Военная экономика всегда плановая и как-то живёт. Дальше Оруэлл очевидно намекает на СССР, в котором никогда, я повторю это ещё раз, не был, но всё же 1984 написан в 1949 году, т.е. Оруэлл видел лишь ленинский и сталинский СССР. В котором экономические проблемы были следствием разрухи после гражданской и второй мировой войны, и то экономика показывала восстановительный рост. Проблем с товарами, вызванными проблемами плана, характерными для позднего хрущевского и брежневского СССР, Оруэлл не видел. На чем основывается его выводы?

Второй вопрос.

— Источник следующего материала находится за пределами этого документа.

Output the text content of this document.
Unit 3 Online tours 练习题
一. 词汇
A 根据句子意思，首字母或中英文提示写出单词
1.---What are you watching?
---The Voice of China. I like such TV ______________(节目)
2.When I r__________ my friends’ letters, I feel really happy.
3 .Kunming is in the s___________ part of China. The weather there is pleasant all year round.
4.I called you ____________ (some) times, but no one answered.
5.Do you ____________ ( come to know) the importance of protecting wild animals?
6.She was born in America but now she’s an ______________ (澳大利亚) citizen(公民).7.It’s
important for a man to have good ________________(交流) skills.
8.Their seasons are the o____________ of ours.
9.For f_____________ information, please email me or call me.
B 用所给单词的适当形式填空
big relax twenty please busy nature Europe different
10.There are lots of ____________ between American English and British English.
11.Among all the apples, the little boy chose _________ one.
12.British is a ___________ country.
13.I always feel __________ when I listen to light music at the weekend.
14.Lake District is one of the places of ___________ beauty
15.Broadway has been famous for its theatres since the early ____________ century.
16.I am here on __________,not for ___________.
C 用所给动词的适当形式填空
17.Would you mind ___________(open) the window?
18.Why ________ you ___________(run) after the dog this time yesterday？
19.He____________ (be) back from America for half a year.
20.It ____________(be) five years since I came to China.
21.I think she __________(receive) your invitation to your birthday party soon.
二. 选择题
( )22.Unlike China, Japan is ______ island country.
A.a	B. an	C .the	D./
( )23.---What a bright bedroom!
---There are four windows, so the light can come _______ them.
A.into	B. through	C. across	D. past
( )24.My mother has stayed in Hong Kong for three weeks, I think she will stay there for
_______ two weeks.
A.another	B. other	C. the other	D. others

Если не плановая и не рыночная экономика, так как обе плохи, то что нам нужно? Или в этом случае плановая экономика плоха, потому что реализуется капиталистами? Так в действительности огромные компании неплохо с ней управляются.

Смерть НТП.

Вот это мир! Особенно радует утверждение, что мир до 1914 при его технологическом развитии более бедный, чем мир 1984. Клиника.

Нет, можно, конечно, сказать, что люди в конечном итоге получают меньше, но только по все той же причине, что абсолютно беспричинно злое государство творит злые дела.

О смерти НТП в мире 1984 я вообще в шоке. Особенно когда они говорят, что 50 лет назад оно было более развито:

1) Это вот такое отсталое общество переписывает всю историю, ага. Верим.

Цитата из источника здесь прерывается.